History of the Peloponnesian War
Thucydides
Thucydides, Vol. 1-4. Smith, Charles Foster, translator. London and Cambridge, MA: Heinemann and Harvard University Press, 1919-1923.
"And the blame for all this belongs to you, for you permitted them in the first instance to strengthen their city after the Persian war,[*](Thuc. 1.90.) and afterwards to build their Long Walls,[*](Thuc. 1.107.1.) while up to this very hour you are perpetually defrauding of their freedom not only those who have been enslaved by them, but now even your own allies also. For the state which has reduced others to slavery does not in a more real fashion enslave them than the state which has power to prevent it, and yet looks carelessly on, although claiming as its preeminent distinction that it is the liberator of Hellas.

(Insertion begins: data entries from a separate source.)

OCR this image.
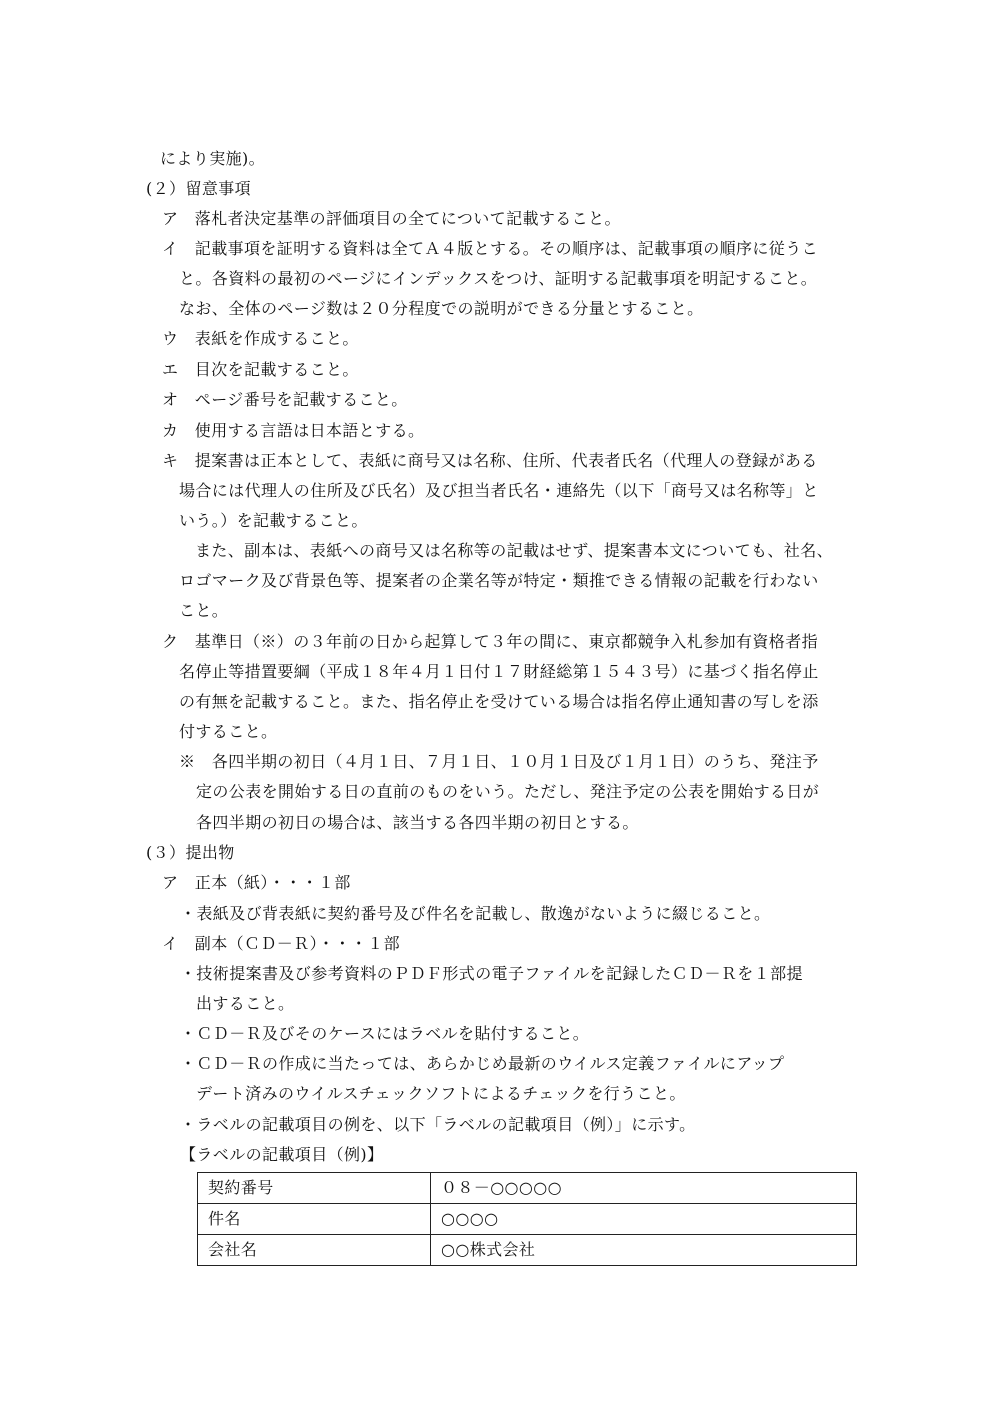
により実施)。
(２）留意事項
ア　落札者決定基準の評価項目の全てについて記載すること。
イ　記載事項を証明する資料は全てＡ４版とする。その順序は、記載事項の順序に従うこ
と。各資料の最初のページにインデックスをつけ、証明する記載事項を明記すること。
なお、全体のページ数は２０分程度での説明ができる分量とすること。
ウ　表紙を作成すること。
エ　目次を記載すること。
オ　ページ番号を記載すること。
カ　使用する言語は日本語とする。
キ　提案書は正本として、表紙に商号又は名称、住所、代表者氏名（代理人の登録がある
場合には代理人の住所及び氏名）及び担当者氏名・連絡先（以下「商号又は名称等」と
いう。）を記載すること。
また、副本は、表紙への商号又は名称等の記載はせず、提案書本文についても、社名、
ロゴマーク及び背景色等、提案者の企業名等が特定・類推できる情報の記載を行わない
こと。
ク　基準日（※）の３年前の日から起算して３年の間に、東京都競争入札参加有資格者指
名停止等措置要綱（平成１８年４月１日付１７財経総第１５４３号）に基づく指名停止
の有無を記載すること。また、指名停止を受けている場合は指名停止通知書の写しを添
付すること。
※　各四半期の初日（４月１日、７月１日、１０月１日及び１月１日）のうち、発注予
定の公表を開始する日の直前のものをいう。ただし、発注予定の公表を開始する日が
各四半期の初日の場合は、該当する各四半期の初日とする。
(３）提出物
ア　正本（紙）・・・１部
・表紙及び背表紙に契約番号及び件名を記載し、散逸がないように綴じること。
イ　副本（ＣＤ－Ｒ）・・・１部
・技術提案書及び参考資料のＰＤＦ形式の電子ファイルを記録したＣＤ－Ｒを１部提
出すること。
・ＣＤ－Ｒ及びそのケースにはラベルを貼付すること。
・ＣＤ－Ｒの作成に当たっては、あらかじめ最新のウイルス定義ファイルにアップ
デート済みのウイルスチェックソフトによるチェックを行うこと。
・ラベルの記載項目の例を、以下「ラベルの記載項目（例）」に示す。
【ラベルの記載項目（例)】
契約番号	０８－○○○○○
件名	○○○○
会社名	○○株式会社
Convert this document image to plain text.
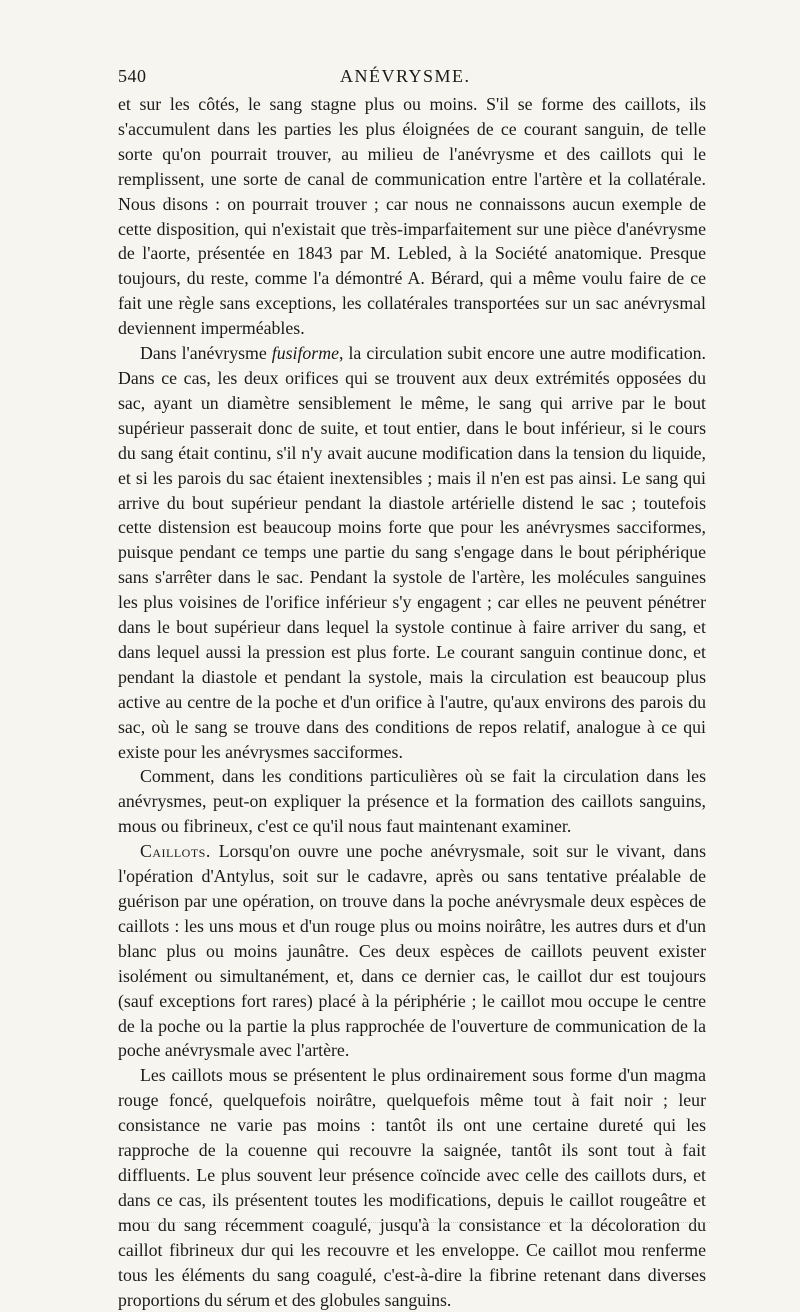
540	ANÉVRYSME.

et sur les côtés, le sang stagne plus ou moins. S'il se forme des caillots, ils s'accumulent dans les parties les plus éloignées de ce courant sanguin, de telle sorte qu'on pourrait trouver, au milieu de l'anévrysme et des caillots qui le remplissent, une sorte de canal de communication entre l'artère et la collatérale. Nous disons : on pourrait trouver ; car nous ne connaissons aucun exemple de cette disposition, qui n'existait que très-imparfaitement sur une pièce d'anévrysme de l'aorte, présentée en 1843 par M. Lebled, à la Société anatomique. Presque toujours, du reste, comme l'a démontré A. Bérard, qui a même voulu faire de ce fait une règle sans exceptions, les collatérales transportées sur un sac anévrysmal deviennent imperméables.

Dans l'anévrysme fusiforme, la circulation subit encore une autre modification. Dans ce cas, les deux orifices qui se trouvent aux deux extrémités opposées du sac, ayant un diamètre sensiblement le même, le sang qui arrive par le bout supérieur passerait donc de suite, et tout entier, dans le bout inférieur, si le cours du sang était continu, s'il n'y avait aucune modification dans la tension du liquide, et si les parois du sac étaient inextensibles ; mais il n'en est pas ainsi. Le sang qui arrive du bout supérieur pendant la diastole artérielle distend le sac ; toutefois cette distension est beaucoup moins forte que pour les anévrysmes sacciformes, puisque pendant ce temps une partie du sang s'engage dans le bout périphérique sans s'arrêter dans le sac. Pendant la systole de l'artère, les molécules sanguines les plus voisines de l'orifice inférieur s'y engagent ; car elles ne peuvent pénétrer dans le bout supérieur dans lequel la systole continue à faire arriver du sang, et dans lequel aussi la pression est plus forte. Le courant sanguin continue donc, et pendant la diastole et pendant la systole, mais la circulation est beaucoup plus active au centre de la poche et d'un orifice à l'autre, qu'aux environs des parois du sac, où le sang se trouve dans des conditions de repos relatif, analogue à ce qui existe pour les anévrysmes sacciformes.

Comment, dans les conditions particulières où se fait la circulation dans les anévrysmes, peut-on expliquer la présence et la formation des caillots sanguins, mous ou fibrineux, c'est ce qu'il nous faut maintenant examiner.

Caillots. Lorsqu'on ouvre une poche anévrysmale, soit sur le vivant, dans l'opération d'Antylus, soit sur le cadavre, après ou sans tentative préalable de guérison par une opération, on trouve dans la poche anévrysmale deux espèces de caillots : les uns mous et d'un rouge plus ou moins noirâtre, les autres durs et d'un blanc plus ou moins jaunâtre. Ces deux espèces de caillots peuvent exister isolément ou simultanément, et, dans ce dernier cas, le caillot dur est toujours (sauf exceptions fort rares) placé à la périphérie ; le caillot mou occupe le centre de la poche ou la partie la plus rapprochée de l'ouverture de communication de la poche anévrysmale avec l'artère.

Les caillots mous se présentent le plus ordinairement sous forme d'un magma rouge foncé, quelquefois noirâtre, quelquefois même tout à fait noir ; leur consistance ne varie pas moins : tantôt ils ont une certaine dureté qui les rapproche de la couenne qui recouvre la saignée, tantôt ils sont tout à fait diffluents. Le plus souvent leur présence coïncide avec celle des caillots durs, et dans ce cas, ils présentent toutes les modifications, depuis le caillot rougeâtre et mou du sang récemment coagulé, jusqu'à la consistance et la décoloration du caillot fibrineux dur qui les recouvre et les enveloppe. Ce caillot mou renferme tous les éléments du sang coagulé, c'est-à-dire la fibrine retenant dans diverses proportions du sérum et des globules sanguins.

And now at last we have with difficulty managed to come together, though even now without a clearly defined purpose. For we ought no longer to be considering whether we are wronged, but how we are to avenge our wrongs. For where men are men of action, it is with resolved plans against those who have come to no decision, it is at once and without waiting, that they advance.
We know too by what method the Athenians move against their neighbours—that it is here a little and there a little. And as long as they think that, owing to your want of perception, they are undetected, they are less bold; but once let them learn that you are aware but complaisant, and they will press on with vigour.